What Is A Residential Proxy Server?

What Is A Residential Proxy Server? 2560 1701 Which Proxy Provider

The first rule of residential proxy servers:

There’s no such thing as a “residential proxy server”.

“What?!” I hear you cry. Yes, ‘residential proxy server’ is just one big misnomer. It gives the impression you can purchase and use them in the same way as proxy servers from a regular data centre. A residential proxy server is simply the IP address a household would use; owned and maintained by an ISP. So if you want to look professional, ask for residential IP addresses instead of residential proxy servers.

What’s the big deal with residential IP addresses?

Any internet traffic a website receives includes lots of information other than an IP address, including the ISP/hosting company behind the IP address (think of them as the actual owners).

This information makes it easy for a website to differentiate queries from a residence against those from a commercial data centre. The site might assume that traffic from data centres is automated and they could then block the traffic. However, requests from residential addresses are viewed differently.
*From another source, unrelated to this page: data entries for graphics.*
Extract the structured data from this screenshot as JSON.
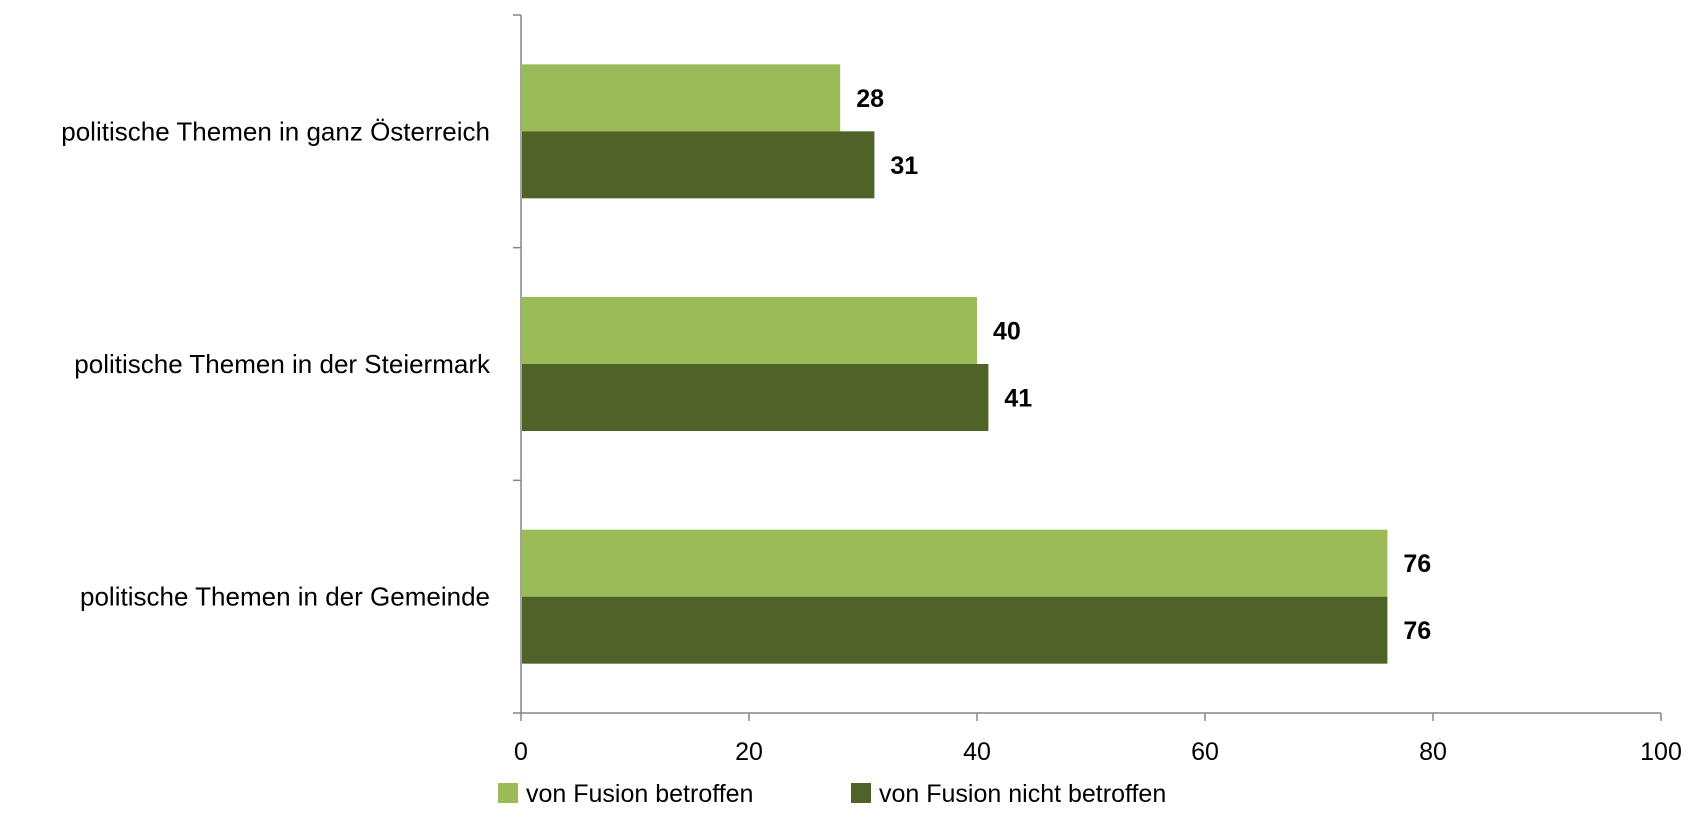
{
  "chart_data": {
    "type": "bar",
    "orientation": "horizontal",
    "categories": [
      "politische Themen in ganz Österreich",
      "politische Themen in der Steiermark",
      "politische Themen in der Gemeinde"
    ],
    "series": [
      {
        "name": "von Fusion betroffen",
        "color": "#9bbb59",
        "values": [
          28,
          40,
          76
        ]
      },
      {
        "name": "von Fusion nicht betroffen",
        "color": "#4f6228",
        "values": [
          31,
          41,
          76
        ]
      }
    ],
    "xlim": [
      0,
      100
    ],
    "x_ticks": [
      0,
      20,
      40,
      60,
      80,
      100
    ],
    "title": "",
    "xlabel": "",
    "ylabel": "",
    "grid": false,
    "legend_position": "bottom",
    "data_labels": true
  }
}
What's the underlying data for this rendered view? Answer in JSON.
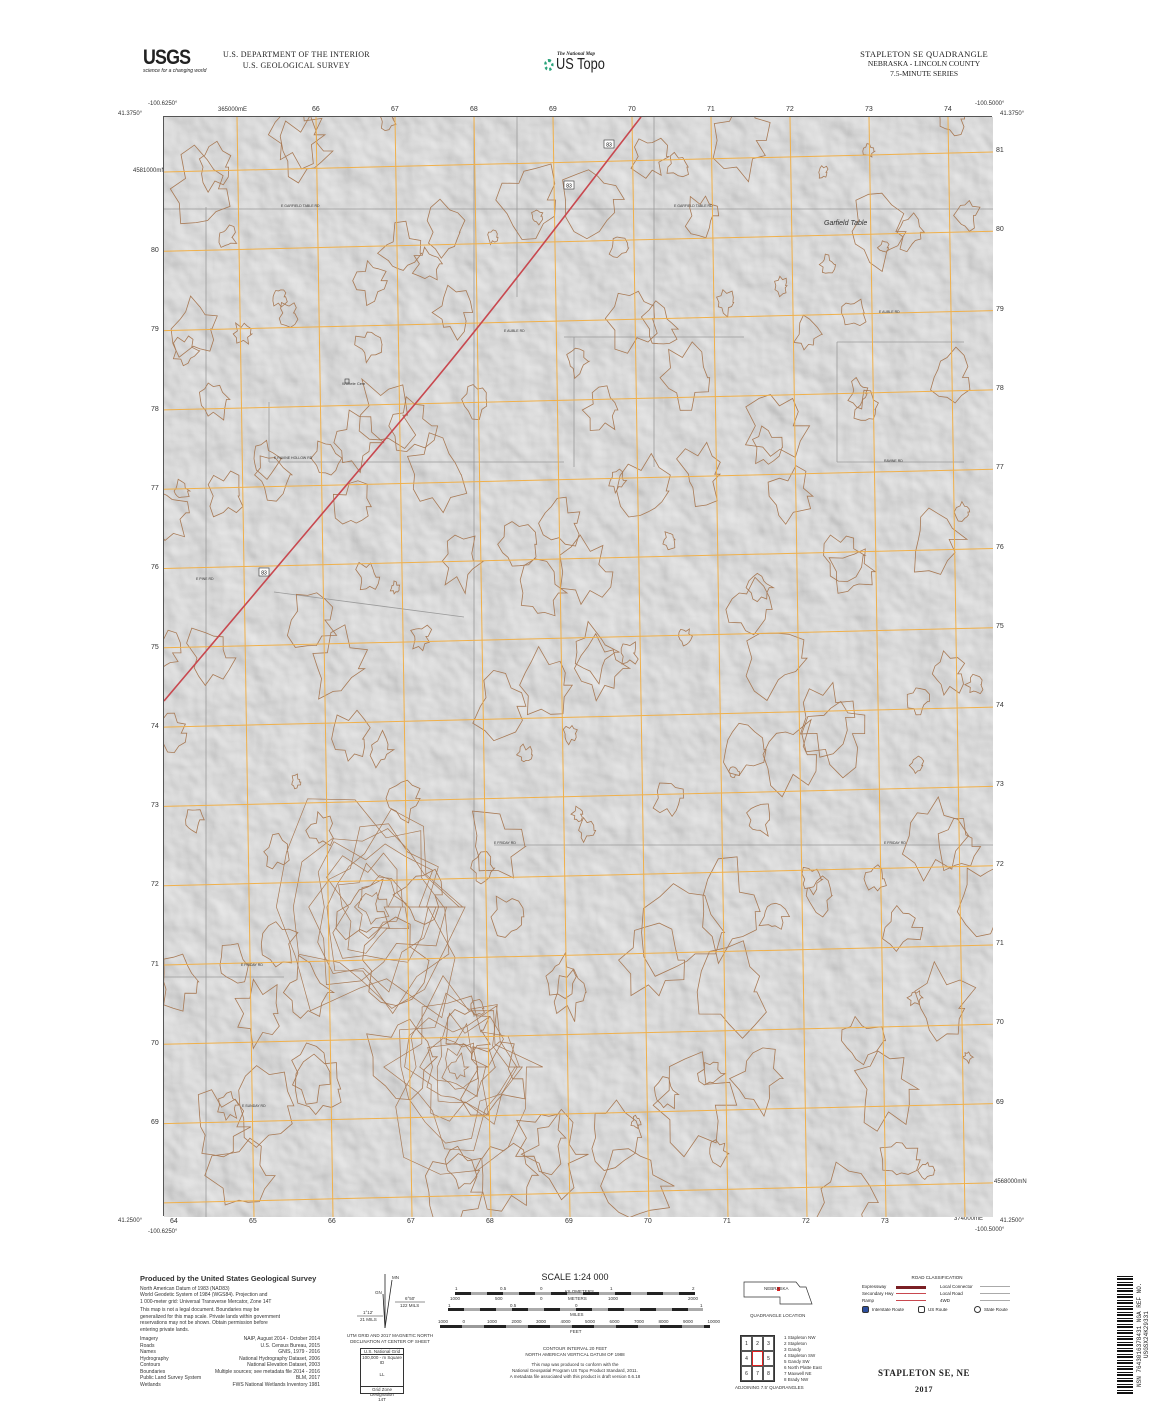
{
  "header": {
    "agency_logo": "USGS",
    "agency_tagline": "science for a changing world",
    "department": "U.S. DEPARTMENT OF THE INTERIOR",
    "survey": "U.S. GEOLOGICAL SURVEY",
    "product_small": "The National Map",
    "product": "US Topo",
    "quad_title": "STAPLETON SE QUADRANGLE",
    "state_county": "NEBRASKA - LINCOLN COUNTY",
    "series": "7.5-MINUTE SERIES"
  },
  "map": {
    "corners": {
      "top_left_lon": "-100.6250°",
      "top_left_lat": "41.3750°",
      "top_right_lon": "-100.5000°",
      "top_right_lat": "41.3750°",
      "bottom_left_lon": "-100.6250°",
      "bottom_left_lat": "41.2500°",
      "bottom_right_lon": "-100.5000°",
      "bottom_right_lat": "41.2500°"
    },
    "top_first_easting": "365000mE",
    "top_eastings": [
      "66",
      "67",
      "68",
      "69",
      "70",
      "71",
      "72",
      "73",
      "74"
    ],
    "bottom_eastings": [
      "64",
      "65",
      "66",
      "67",
      "68",
      "69",
      "70",
      "71",
      "72",
      "73"
    ],
    "bottom_last_easting": "374000mE",
    "left_first_northing": "4581000mN",
    "northings": [
      "80",
      "79",
      "78",
      "77",
      "76",
      "75",
      "74",
      "73",
      "72",
      "71",
      "70",
      "69"
    ],
    "right_northings": [
      "81",
      "80",
      "79",
      "78",
      "77",
      "76",
      "75",
      "74",
      "73",
      "72",
      "71",
      "70",
      "69"
    ],
    "right_last_northing": "4568000mN",
    "colors": {
      "grid": "#f0b04a",
      "contour": "#a87a55",
      "highway": "#c8484f",
      "road": "#9a9a9a",
      "background": "#e3e3e3"
    },
    "place_names": {
      "garfield": "Garfield Table",
      "cemetery": "Wurtele Cem"
    },
    "road_labels": [
      "E GARFIELD TABLE RD",
      "E GARFIELD TABLE RD",
      "E AUBLE RD",
      "E AUBLE RD",
      "E RAVINE HOLLOW RD",
      "RAVINE RD",
      "E FRIDAY RD",
      "E FRIDAY RD",
      "E FRIDAY RD",
      "E SUNDAY RD",
      "E PINE RD"
    ],
    "route_shields": [
      "83",
      "83",
      "83"
    ]
  },
  "footer": {
    "producer": "Produced by the United States Geological Survey",
    "datum_lines": [
      "North American Datum of 1983 (NAD83)",
      "World Geodetic System of 1984 (WGS84). Projection and",
      "1 000-meter grid: Universal Transverse Mercator, Zone 14T"
    ],
    "legal_lines": [
      "This map is not a legal document. Boundaries may be",
      "generalized for this map scale. Private lands within government",
      "reservations may not be shown. Obtain permission before",
      "entering private lands."
    ],
    "credits": [
      {
        "item": "Imagery",
        "source": "NAIP, August 2014 - October 2014"
      },
      {
        "item": "Roads",
        "source": "U.S. Census Bureau, 2015"
      },
      {
        "item": "Names",
        "source": "GNIS, 1979 - 2016"
      },
      {
        "item": "Hydrography",
        "source": "National Hydrography Dataset, 2006"
      },
      {
        "item": "Contours",
        "source": "National Elevation Dataset, 2003"
      },
      {
        "item": "Boundaries",
        "source": "Multiple sources; see metadata file 2014 - 2016"
      },
      {
        "item": "Public Land Survey System",
        "source": "BLM, 2017"
      },
      {
        "item": "Wetlands",
        "source": "FWS National Wetlands Inventory 1981"
      }
    ],
    "declination": {
      "gn": "GN",
      "mn": "MN",
      "left_angle": "1°12'",
      "left_mils": "21 MILS",
      "right_angle": "6°50'",
      "right_mils": "122 MILS",
      "caption1": "UTM GRID AND 2017 MAGNETIC NORTH",
      "caption2": "DECLINATION AT CENTER OF SHEET"
    },
    "usng": {
      "title": "U.S. National Grid",
      "sub": "100,000 - m Square ID",
      "square": "LL",
      "gzd_label": "Grid Zone Designation",
      "gzd": "14T"
    },
    "scale": {
      "title": "SCALE 1:24 000",
      "km_ticks": [
        "1",
        "0.5",
        "0",
        "1",
        "2"
      ],
      "km_unit": "KILOMETERS",
      "m_ticks": [
        "1000",
        "500",
        "0",
        "1000",
        "2000"
      ],
      "m_unit": "METERS",
      "mi_ticks": [
        "1",
        "0.5",
        "0",
        "1"
      ],
      "mi_unit": "MILES",
      "ft_ticks": [
        "1000",
        "0",
        "1000",
        "2000",
        "3000",
        "4000",
        "5000",
        "6000",
        "7000",
        "8000",
        "9000",
        "10000"
      ],
      "ft_unit": "FEET"
    },
    "contour_interval": "CONTOUR INTERVAL 20 FEET",
    "vertical_datum": "NORTH AMERICAN VERTICAL DATUM OF 1988",
    "standard_lines": [
      "This map was produced to conform with the",
      "National Geospatial Program US Topo Product Standard, 2011.",
      "A metadata file associated with this product is draft version 0.6.18"
    ],
    "location": {
      "state": "NEBRASKA",
      "caption": "QUADRANGLE LOCATION"
    },
    "adjoining": {
      "cells": [
        "1",
        "2",
        "3",
        "4",
        "",
        "5",
        "6",
        "7",
        "8"
      ],
      "names": [
        "1 Stapleton NW",
        "2 Stapleton",
        "3 Gandy",
        "4 Stapleton SW",
        "5 Gandy SW",
        "6 North Platte East",
        "7 Maxwell NE",
        "8 Brady NW"
      ],
      "caption": "ADJOINING 7.5' QUADRANGLES"
    },
    "road_class": {
      "title": "ROAD CLASSIFICATION",
      "left": [
        "Expressway",
        "Secondary Hwy",
        "Ramp"
      ],
      "right": [
        "Local Connector",
        "Local Road",
        "4WD"
      ],
      "routes": [
        "Interstate Route",
        "US Route",
        "State Route"
      ]
    },
    "sheet_title": "STAPLETON SE, NE",
    "year": "2017",
    "barcode_text": "NSN 7643016378431  NGA REF NO. USGSX24K29331"
  }
}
Because the IP address information is now indistinguishable from a regular household, it’s much more difficult for a site to determine whether a query originates from a scraper hiding behind a residential address, or a genuine query from someone sat at home.

How do I purchase residential IP addresses?
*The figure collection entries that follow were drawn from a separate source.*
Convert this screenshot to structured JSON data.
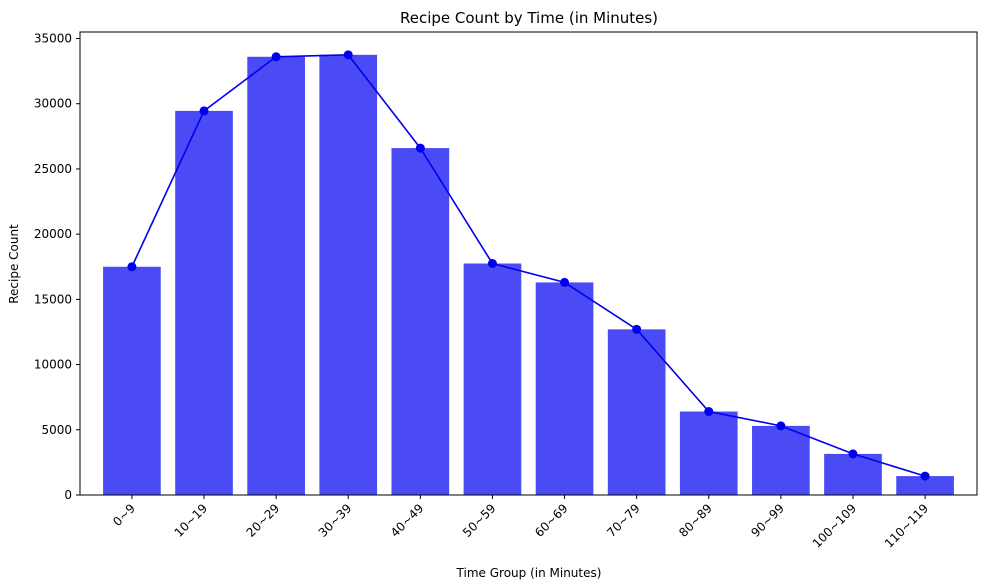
{
  "chart_data": {
    "type": "bar",
    "title": "Recipe Count by Time (in Minutes)",
    "xlabel": "Time Group (in Minutes)",
    "ylabel": "Recipe Count",
    "categories": [
      "0~9",
      "10~19",
      "20~29",
      "30~39",
      "40~49",
      "50~59",
      "60~69",
      "70~79",
      "80~89",
      "90~99",
      "100~109",
      "110~119"
    ],
    "values": [
      17500,
      29450,
      33600,
      33750,
      26600,
      17750,
      16300,
      12700,
      6400,
      5300,
      3150,
      1450
    ],
    "overlay_line": {
      "type": "line",
      "marker": "circle",
      "values": [
        17500,
        29450,
        33600,
        33750,
        26600,
        17750,
        16300,
        12700,
        6400,
        5300,
        3150,
        1450
      ]
    },
    "ylim": [
      0,
      35500
    ],
    "yticks": [
      0,
      5000,
      10000,
      15000,
      20000,
      25000,
      30000,
      35000
    ],
    "grid": false,
    "bar_color": "#4b4bf5",
    "line_color": "#0000ee"
  }
}
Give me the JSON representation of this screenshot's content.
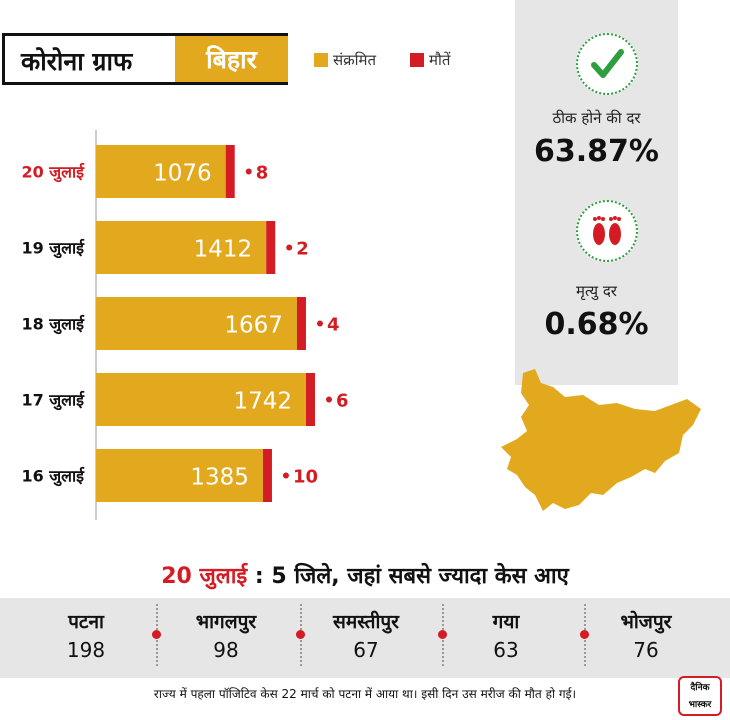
{
  "header": {
    "title": "कोरोना ग्राफ",
    "state": "बिहार"
  },
  "legend": [
    {
      "label": "संक्रमित",
      "color": "#e2a91f"
    },
    {
      "label": "मौतें",
      "color": "#d41c24"
    }
  ],
  "stats": {
    "recovery_label": "ठीक होने की दर",
    "recovery_value": "63.87%",
    "death_label": "मृत्यु दर",
    "death_value": "0.68%"
  },
  "chart_data": {
    "type": "bar",
    "orientation": "horizontal",
    "categories": [
      "20 जुलाई",
      "19 जुलाई",
      "18 जुलाई",
      "17 जुलाई",
      "16 जुलाई"
    ],
    "series": [
      {
        "name": "संक्रमित",
        "values": [
          1076,
          1412,
          1667,
          1742,
          1385
        ],
        "color": "#e2a91f"
      },
      {
        "name": "मौतें",
        "values": [
          8,
          2,
          4,
          6,
          10
        ],
        "color": "#d41c24"
      }
    ],
    "highlight_category": "20 जुलाई",
    "xlim": [
      0,
      1800
    ]
  },
  "districts": {
    "date": "20 जुलाई",
    "title_rest": "5 जिले, जहां सबसे ज्यादा केस आए",
    "items": [
      {
        "name": "पटना",
        "value": "198"
      },
      {
        "name": "भागलपुर",
        "value": "98"
      },
      {
        "name": "समस्तीपुर",
        "value": "67"
      },
      {
        "name": "गया",
        "value": "63"
      },
      {
        "name": "भोजपुर",
        "value": "76"
      }
    ]
  },
  "footnote": "राज्य में पहला पॉजिटिव केस 22 मार्च को पटना में आया था। इसी दिन उस मरीज की मौत हो गई।",
  "logo": {
    "line1": "दैनिक",
    "line2": "भास्कर"
  }
}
There’s only one way to obtain residential IP addresses, and that’s to purchase access to them from a proxy server provider. You can’t buy them directly from ISP’s.

In addition to that, up until recently, the only way these providers would obtain access to these IP addresses is by someone in the household granting permission to use it.

“Say what?!” Ok, this is how they do it:

  • The residential IP address provider offers a service, usually a VPN or an app, often provided for free that a member of the household uses.
  • The end-user grants permission through the VPN/app’s terms and conditions for the residential server provider to route their traffic via the user’s device.
  • The residential server provider can now add the IP address, along with all the others that are available to them, to create a massive pool that they can route all their traffic through.
  • The residential server provider charges you to access this vast network of residential addresses.

You know the phrase “If you’re not the customer, you’re the product”? Well, this is a prime example. The VPN/app use thinks they’re getting a service for free, although they’re trading one commodity for another.

What’s the catch?

There’s no way of knowing when the householder will use their device and make their IP address available. This uncertainty means that you won’t be able to rely on using a specific IP address. Your only guarantee from the service provider is usually to offer a residential address only in a particular country.

It’s also true that abuse of residential addresses can occur by anyone who has access to them. So providers often rotate you to a new IP address every few minutes to avoid problems. Doing so means residential addresses are ok to scrape publicly available information when there’s no need to hold onto a specific IP address.

However, they’re not so good for other purposes. For example, managing social media accounts and needing to hold a static IP. IP changes are likely to get picked up on very quickly, and your accounts could well become blocked.

The advantage of commercial data centre servers is that they can offer IP addresses that are yours and won’t change. This ‘stickiness’ provides far greater stability but at the cost of exposing that you’re using a data centre server.

Be warned though, that there is a big question regarding security and residential servers. As traffic is routed through a home network, it raises the possibility of interception. So you need to keep that in mind when looking at whether to go for residential addresses or data centre servers.

In terms of cost, servers from commercial data centres can start at just a few dollars a month. Access to residential servers can be much more expensive, usually coming in at a minimum of a few hundred dollars per month.

The Alternative: Static Residential IP Addresses

As detailed above, residential IP addresses do have their drawbacks. Proxy server providers recognised this and a handful of them now provide static residential IP addresses.

Ultimately these are just the same as regular residential IP addresses. However, they are purchased directly from ISPs: there’s no need for an unreliable user in the middle of the chain.

This stability does means that you can complete any tasks which require a sticky session with no risk of losing the IP address. Great news if you need to hold that IP. The downside is that the number of available static residential IP addresses is much, much lower than regular residential addresses. The cost of them is also far higher.

Summary

Despite the rise of residential servers and the benefits they bring, data centres servers still have a great deal to offer.

Scraping a large volume of non-sensitive data over a short period and have deep pockets? Residential servers are likely the best way forward for you.

Have a tight budget, plenty of time, need more control over the IP address or access sensitive data? Then it might be best to look at regular commercial data centre servers.